Chloe ducks down to the loft ladder. “It really doesn’t,” she agrees.

“I wanna do something,” Smith says. “But I…”

He doesn’t finish the sentence, but they all know the rest of it. Rebellion is not exactly a luxury Smith Parker gets to have.

“I’m down,” says Rory, jaw set. “I vote we steal the Bucky the Buck statue out of the square and drop it on Wheeler’s car.”

“That’s,” Smith says, “not exactly what I had in mind.”

“Why? It’s not that hard to take a statue down.
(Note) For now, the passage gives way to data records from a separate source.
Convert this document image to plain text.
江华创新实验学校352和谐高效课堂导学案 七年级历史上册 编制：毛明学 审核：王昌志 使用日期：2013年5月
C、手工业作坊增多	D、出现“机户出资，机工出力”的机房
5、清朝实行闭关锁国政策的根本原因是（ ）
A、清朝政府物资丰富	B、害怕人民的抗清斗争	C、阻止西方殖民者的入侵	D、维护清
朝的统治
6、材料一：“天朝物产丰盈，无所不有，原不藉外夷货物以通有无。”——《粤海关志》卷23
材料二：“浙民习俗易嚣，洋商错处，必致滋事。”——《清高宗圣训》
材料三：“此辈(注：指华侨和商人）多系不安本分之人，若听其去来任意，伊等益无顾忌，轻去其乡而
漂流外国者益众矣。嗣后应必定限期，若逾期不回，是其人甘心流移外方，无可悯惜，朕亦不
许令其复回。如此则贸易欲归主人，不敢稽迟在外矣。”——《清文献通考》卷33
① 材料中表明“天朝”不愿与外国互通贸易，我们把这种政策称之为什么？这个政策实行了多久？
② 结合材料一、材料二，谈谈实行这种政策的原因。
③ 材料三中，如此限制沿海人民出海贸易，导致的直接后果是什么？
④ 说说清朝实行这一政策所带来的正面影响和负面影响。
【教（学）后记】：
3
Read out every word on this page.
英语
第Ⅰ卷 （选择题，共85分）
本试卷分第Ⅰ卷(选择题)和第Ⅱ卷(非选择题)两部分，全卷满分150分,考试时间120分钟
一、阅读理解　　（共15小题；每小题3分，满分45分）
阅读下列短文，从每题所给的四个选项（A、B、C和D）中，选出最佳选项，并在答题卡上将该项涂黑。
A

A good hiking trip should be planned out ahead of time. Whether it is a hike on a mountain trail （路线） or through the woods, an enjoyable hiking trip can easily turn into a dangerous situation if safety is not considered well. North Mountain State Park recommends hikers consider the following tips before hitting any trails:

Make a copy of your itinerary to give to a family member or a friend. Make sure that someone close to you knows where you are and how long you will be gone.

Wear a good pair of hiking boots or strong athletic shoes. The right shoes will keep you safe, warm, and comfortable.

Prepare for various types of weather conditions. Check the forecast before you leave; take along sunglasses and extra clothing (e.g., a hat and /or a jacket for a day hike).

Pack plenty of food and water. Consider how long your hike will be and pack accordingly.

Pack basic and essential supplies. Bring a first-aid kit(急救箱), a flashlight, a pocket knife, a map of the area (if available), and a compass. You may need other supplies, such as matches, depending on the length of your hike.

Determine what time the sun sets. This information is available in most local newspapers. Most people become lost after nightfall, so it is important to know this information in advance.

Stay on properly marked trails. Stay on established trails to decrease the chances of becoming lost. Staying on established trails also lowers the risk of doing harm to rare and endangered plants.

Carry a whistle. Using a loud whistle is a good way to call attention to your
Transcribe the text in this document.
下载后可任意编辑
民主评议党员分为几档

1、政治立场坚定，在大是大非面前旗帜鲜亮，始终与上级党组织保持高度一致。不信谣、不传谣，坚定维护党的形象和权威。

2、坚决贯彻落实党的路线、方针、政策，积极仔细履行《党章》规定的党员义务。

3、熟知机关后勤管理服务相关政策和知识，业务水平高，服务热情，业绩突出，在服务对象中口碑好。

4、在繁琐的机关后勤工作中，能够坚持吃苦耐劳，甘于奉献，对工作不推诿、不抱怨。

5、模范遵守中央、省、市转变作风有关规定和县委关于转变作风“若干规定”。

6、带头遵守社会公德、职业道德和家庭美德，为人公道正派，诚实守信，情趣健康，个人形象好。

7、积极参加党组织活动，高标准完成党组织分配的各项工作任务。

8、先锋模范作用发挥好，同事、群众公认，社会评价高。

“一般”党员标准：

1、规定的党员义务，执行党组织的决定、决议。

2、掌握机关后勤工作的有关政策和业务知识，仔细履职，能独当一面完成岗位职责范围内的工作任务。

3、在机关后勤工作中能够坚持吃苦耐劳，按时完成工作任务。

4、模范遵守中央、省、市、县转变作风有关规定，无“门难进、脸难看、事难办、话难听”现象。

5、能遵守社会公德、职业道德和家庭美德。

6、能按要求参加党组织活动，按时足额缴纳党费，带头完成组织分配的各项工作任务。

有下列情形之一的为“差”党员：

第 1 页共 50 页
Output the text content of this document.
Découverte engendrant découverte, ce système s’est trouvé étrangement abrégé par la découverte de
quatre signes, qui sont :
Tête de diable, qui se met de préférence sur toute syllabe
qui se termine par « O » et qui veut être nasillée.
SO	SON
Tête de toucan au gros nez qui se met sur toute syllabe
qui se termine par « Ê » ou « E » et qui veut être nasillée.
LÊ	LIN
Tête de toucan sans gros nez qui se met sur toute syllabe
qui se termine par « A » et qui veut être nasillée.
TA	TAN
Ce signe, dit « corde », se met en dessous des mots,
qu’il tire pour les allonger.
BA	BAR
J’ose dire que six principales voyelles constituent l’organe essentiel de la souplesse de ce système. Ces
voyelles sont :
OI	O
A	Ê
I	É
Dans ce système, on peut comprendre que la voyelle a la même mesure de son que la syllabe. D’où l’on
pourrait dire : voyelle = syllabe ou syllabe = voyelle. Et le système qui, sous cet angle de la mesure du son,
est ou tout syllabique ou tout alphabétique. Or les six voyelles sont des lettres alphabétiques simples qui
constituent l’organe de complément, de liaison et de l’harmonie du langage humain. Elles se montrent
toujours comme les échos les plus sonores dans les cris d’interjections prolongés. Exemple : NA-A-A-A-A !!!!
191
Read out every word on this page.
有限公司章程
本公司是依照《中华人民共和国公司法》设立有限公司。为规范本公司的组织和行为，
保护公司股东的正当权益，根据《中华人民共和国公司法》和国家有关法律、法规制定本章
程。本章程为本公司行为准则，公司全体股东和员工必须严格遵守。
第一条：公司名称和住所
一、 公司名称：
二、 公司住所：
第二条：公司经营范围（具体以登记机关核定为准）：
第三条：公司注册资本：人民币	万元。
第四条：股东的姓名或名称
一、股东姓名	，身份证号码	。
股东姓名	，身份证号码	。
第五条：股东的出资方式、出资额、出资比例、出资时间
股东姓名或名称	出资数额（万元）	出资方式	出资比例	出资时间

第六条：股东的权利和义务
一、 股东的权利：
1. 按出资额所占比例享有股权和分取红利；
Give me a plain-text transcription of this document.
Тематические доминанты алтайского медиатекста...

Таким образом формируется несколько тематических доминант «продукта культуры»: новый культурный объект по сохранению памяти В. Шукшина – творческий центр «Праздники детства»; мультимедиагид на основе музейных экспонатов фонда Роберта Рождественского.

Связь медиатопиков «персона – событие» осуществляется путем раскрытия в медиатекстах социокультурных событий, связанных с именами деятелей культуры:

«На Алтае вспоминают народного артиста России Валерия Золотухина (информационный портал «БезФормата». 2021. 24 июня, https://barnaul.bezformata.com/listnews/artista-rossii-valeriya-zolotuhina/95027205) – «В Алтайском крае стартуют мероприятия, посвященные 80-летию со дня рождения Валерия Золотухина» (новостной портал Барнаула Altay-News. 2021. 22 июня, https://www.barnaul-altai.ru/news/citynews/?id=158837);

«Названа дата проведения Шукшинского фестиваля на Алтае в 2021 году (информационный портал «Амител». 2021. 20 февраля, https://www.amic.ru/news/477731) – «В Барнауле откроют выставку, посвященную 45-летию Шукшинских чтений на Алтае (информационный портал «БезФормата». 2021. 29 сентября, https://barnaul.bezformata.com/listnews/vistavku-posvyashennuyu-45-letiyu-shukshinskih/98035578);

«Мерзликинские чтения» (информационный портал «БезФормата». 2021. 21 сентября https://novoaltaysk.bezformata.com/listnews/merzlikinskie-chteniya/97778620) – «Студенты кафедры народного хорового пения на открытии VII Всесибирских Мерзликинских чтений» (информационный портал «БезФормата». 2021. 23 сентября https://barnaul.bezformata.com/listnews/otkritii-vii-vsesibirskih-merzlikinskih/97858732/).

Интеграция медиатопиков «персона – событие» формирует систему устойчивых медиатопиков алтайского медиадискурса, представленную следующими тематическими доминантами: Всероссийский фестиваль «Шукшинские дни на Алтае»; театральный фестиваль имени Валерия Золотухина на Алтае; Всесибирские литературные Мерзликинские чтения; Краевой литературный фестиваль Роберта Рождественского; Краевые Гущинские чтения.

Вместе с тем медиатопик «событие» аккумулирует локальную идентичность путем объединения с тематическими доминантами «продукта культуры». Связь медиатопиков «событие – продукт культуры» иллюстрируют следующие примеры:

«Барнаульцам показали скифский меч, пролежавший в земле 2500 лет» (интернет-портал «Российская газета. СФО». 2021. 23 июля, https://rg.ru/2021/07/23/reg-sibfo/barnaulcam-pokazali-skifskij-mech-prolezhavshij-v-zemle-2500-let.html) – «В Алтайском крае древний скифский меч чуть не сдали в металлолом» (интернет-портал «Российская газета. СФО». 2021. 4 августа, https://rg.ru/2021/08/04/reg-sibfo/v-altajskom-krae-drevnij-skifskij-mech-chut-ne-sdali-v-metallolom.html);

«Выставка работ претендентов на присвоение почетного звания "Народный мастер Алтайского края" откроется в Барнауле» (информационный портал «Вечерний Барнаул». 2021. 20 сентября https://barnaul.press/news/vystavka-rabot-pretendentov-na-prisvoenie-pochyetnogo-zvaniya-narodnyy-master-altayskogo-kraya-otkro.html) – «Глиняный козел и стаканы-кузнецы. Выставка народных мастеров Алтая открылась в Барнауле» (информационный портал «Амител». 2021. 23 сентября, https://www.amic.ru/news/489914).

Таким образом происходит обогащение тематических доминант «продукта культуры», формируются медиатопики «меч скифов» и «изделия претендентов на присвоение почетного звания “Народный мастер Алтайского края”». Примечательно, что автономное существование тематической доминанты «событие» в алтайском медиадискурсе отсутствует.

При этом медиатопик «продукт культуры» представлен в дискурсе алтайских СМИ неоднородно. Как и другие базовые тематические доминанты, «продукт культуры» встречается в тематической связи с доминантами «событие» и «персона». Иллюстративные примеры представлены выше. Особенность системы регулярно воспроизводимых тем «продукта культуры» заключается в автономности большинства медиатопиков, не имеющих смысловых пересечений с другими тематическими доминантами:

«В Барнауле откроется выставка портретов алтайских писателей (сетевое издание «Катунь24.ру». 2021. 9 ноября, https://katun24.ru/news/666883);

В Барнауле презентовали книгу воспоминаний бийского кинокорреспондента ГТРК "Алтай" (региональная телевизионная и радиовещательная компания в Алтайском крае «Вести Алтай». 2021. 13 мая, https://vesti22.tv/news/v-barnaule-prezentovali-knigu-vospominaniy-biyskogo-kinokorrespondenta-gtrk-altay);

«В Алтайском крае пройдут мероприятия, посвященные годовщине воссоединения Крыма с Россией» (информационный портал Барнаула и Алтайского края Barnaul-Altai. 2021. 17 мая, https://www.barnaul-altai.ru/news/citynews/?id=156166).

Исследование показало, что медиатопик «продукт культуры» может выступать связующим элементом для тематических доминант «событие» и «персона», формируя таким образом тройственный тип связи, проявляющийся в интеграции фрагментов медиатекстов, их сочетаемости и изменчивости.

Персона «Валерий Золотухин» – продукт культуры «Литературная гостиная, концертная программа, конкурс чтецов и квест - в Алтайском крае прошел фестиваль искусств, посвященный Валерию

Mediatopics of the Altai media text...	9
All you need is a truck and some chains.”

Benjy asks, “How do you know?”

“Who do you think threw the Jefferson Davis statue in Lake Martin in the first place?”

Ash pokes their head out from behind Benjy. “That was you?”

“For legal reasons, I’m joking.”

“What if people outside of False Beach knew about what it’s like at Willowgrove?” Summer says. “What if we could put Wheeler on blast somehow? Maybe the church board doesn’t care now, but we could—we could put the pressure on them. Make them change things to save their reputation. There’s nothing they hate more than bad PR.”

“It’d have to be big enough that the church board can’t ignore it,” Georgia says. She thinks for a long second. “What if none of us go to graduation?”